茶番狂言ステップ1

 こう目立つようなことをするのも、女の私が女の先輩にチョコレートを贈るのも、全ては先輩を困らせたいからなのだと思います。

「えーと、何? 話って」
 そう仰りつつも先輩の視線は私の持つ袋に。ピンクと茶色の可愛らしい、何も文字の入っていない小さな紙袋。普段はおしゃれな女の子がサブバッグにでも使いそうですが、それが今日であれば話は別です。今日はバレンタインデー。中身はチョコレートだと、そういったことに鈍い先輩でもきっと気がついてくださるでしょう。
 話があると言ったのは、人前で堂々と目立つように呼び出したのは、これが義理としてとか、友達としてだとか、そんなふうに捉えてほしくなかったからです。ましてや、他の女の子のように、同性の先輩に対する一時的な憧れに似た感情なんかと一緒にされては、私は黙っていられません。
「先輩、お話があると言ったのは……その……」
 歯切れの悪い私を、先輩は言葉になるまで黙って待っていてくださります。頬を染めて恥ずかしがる私を。恥じらいが駆け引きに大切なのはよく知っているので、私は精一杯恥らってみます。
「……あの、もし、ご迷惑でなかったら……これを」
 紙袋を先輩に差し出す私の手には絆創膏がぺたぺたと貼られています。よく漫画なんかで見る、あれです。先輩は見かけによらず漫画がお好きだというので、きっとこういうのもお好きなのでしょう。
 実は中身は昨日十五分とかけずに作った手抜きチョコレートです。けれどそんなところも、きっとお菓子作りの苦手な後輩が頑張った感じがして、いいでしょう。先輩も女ですから、手のかかった美味しそうなチョコレートはあまり快く受け取っては下さらないと思います。私が見るに、先輩は意外とプライドの高い方です。
「ありがとう」
 予想した通りの笑顔で先輩は仰ります。ここでタイミングを逃してはいけません。
「先輩!」
 先輩の手を握って、続けます。
「先輩、私は……その、先輩を……」
 上目遣いで、頬を染めて。あくまで謙虚に、淑やかに、あどけなく。
「先輩を、……お慕いして、います」
 そしてそのまま、図々しくも先輩の体に顔を埋めます。
「あ……」
「返事は結構です、先輩。
 その……いきなりこんなことをして、すみません。先輩を困らせないいい子でいようと思ったのに」
 よくもまあ、こんな白々しい真似ができるものだと、自分に呆れます。
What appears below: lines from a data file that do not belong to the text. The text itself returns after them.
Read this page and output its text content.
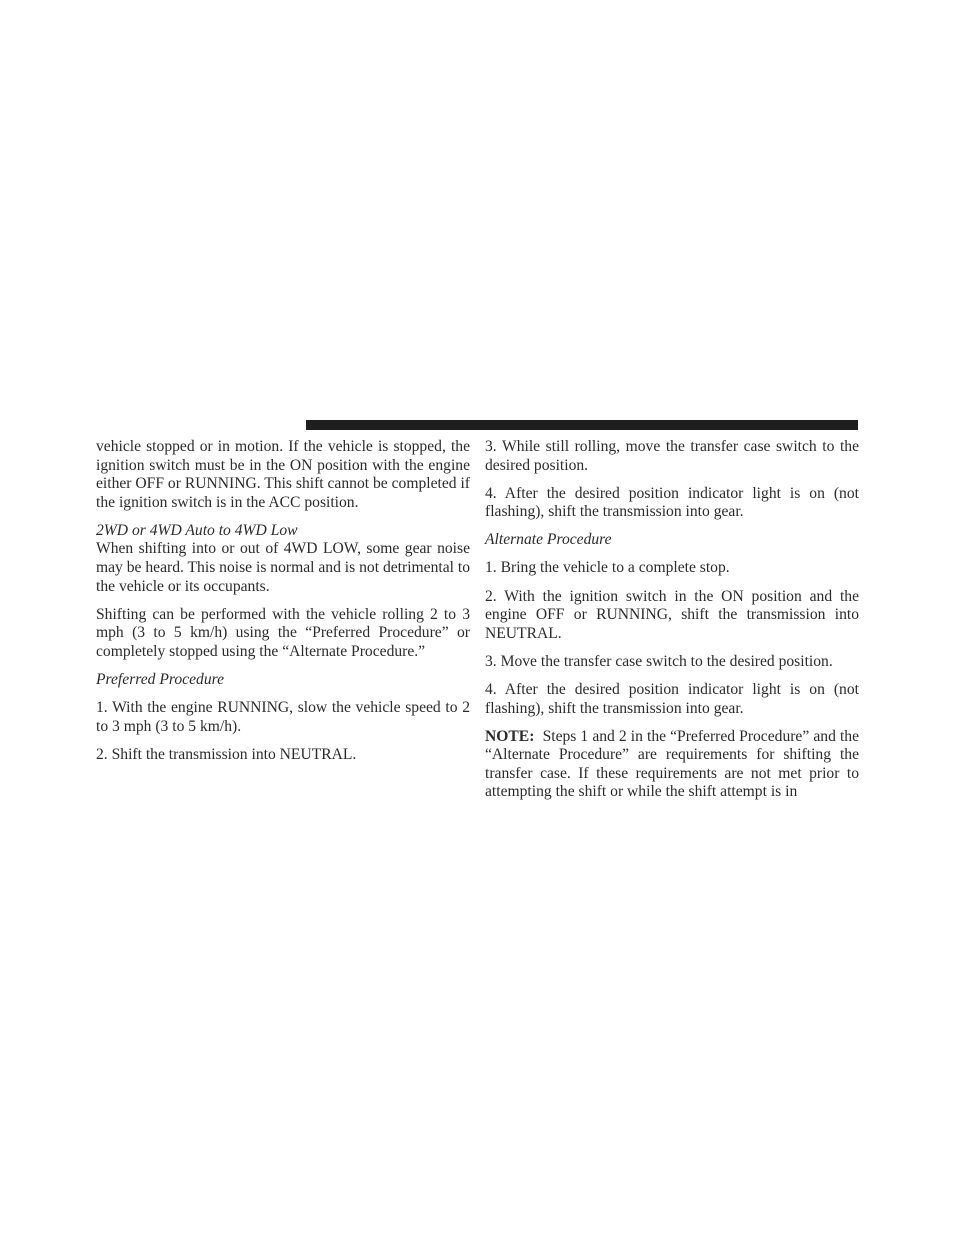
vehicle stopped or in motion. If the vehicle is stopped, the ignition switch must be in the ON position with the engine either OFF or RUNNING. This shift cannot be completed if the ignition switch is in the ACC position.

2WD or 4WD Auto to 4WD Low

When shifting into or out of 4WD LOW, some gear noise may be heard. This noise is normal and is not detrimental to the vehicle or its occupants.

Shifting can be performed with the vehicle rolling 2 to 3 mph (3 to 5 km/h) using the “Preferred Procedure” or completely stopped using the “Alternate Procedure.”

Preferred Procedure

1. With the engine RUNNING, slow the vehicle speed to 2 to 3 mph (3 to 5 km/h).

2. Shift the transmission into NEUTRAL.

3. While still rolling, move the transfer case switch to the desired position.

4. After the desired position indicator light is on (not flashing), shift the transmission into gear.

Alternate Procedure

1. Bring the vehicle to a complete stop.

2. With the ignition switch in the ON position and the engine OFF or RUNNING, shift the transmission into NEUTRAL.

3. Move the transfer case switch to the desired position.

4. After the desired position indicator light is on (not flashing), shift the transmission into gear.

NOTE: Steps 1 and 2 in the “Preferred Procedure” and the “Alternate Procedure” are requirements for shifting the transfer case. If these requirements are not met prior to attempting the shift or while the shift attempt is in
本当に。
 暫くの沈黙の後、先輩から離れて一礼をし、そして駆け出します。後ろは振り返りません。
 先輩は、困ってくださるでしょうか。
 先輩に他にお慕いしている方がいらっしゃっても、私は構いません。もしそんな方がいらっしゃるのならば、私はどうしましょう。知らない振りでその方と仲良くしたりして、やっぱり先輩を困らせてしまうのでしょう。そうするのが私はとても好きです。悪い子なのです。先輩の困っているお顔は、とても好きです。指に、先輩に触れたときの感触が少しだけ残っています。
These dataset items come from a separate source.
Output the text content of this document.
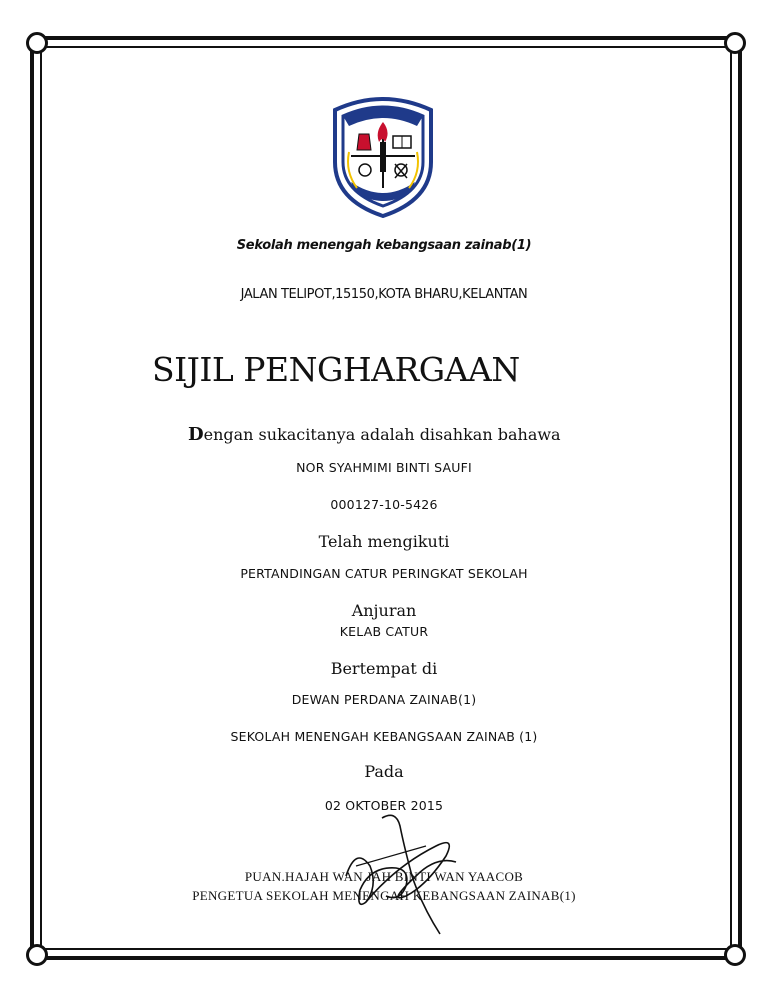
Sekolah menengah kebangsaan zainab(1)
JALAN TELIPOT,15150,KOTA BHARU,KELANTAN
SIJIL PENGHARGAAN
Dengan sukacitanya adalah disahkan bahawa
NOR SYAHMIMI BINTI SAUFI
000127-10-5426
Telah mengikuti
PERTANDINGAN CATUR PERINGKAT SEKOLAH
Anjuran
KELAB CATUR
Bertempat di
DEWAN PERDANA ZAINAB(1)
SEKOLAH MENENGAH KEBANGSAAN ZAINAB (1)
Pada
02 OKTOBER 2015
PUAN.HAJAH WAN JAH BINTI WAN YAACOB
PENGETUA SEKOLAH MENENGAH KEBANGSAAN ZAINAB(1)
 先輩は律儀な方ですから、ホワイトデーにお返しをくださるでしょう。そして先輩は優柔不断でもあらられますから、きっと私が言ったとおり、返事はくださらないでしょう。先輩にはぜひその優柔不断さが多くの人を傷つけているということを知っていただきたいものです。私のは趣味半分ですが、その実、半分は愛ゆえなのです。
 誰に対する愛か――。きっと先輩には理解できないでしょうから、口に出すのはやめておきます。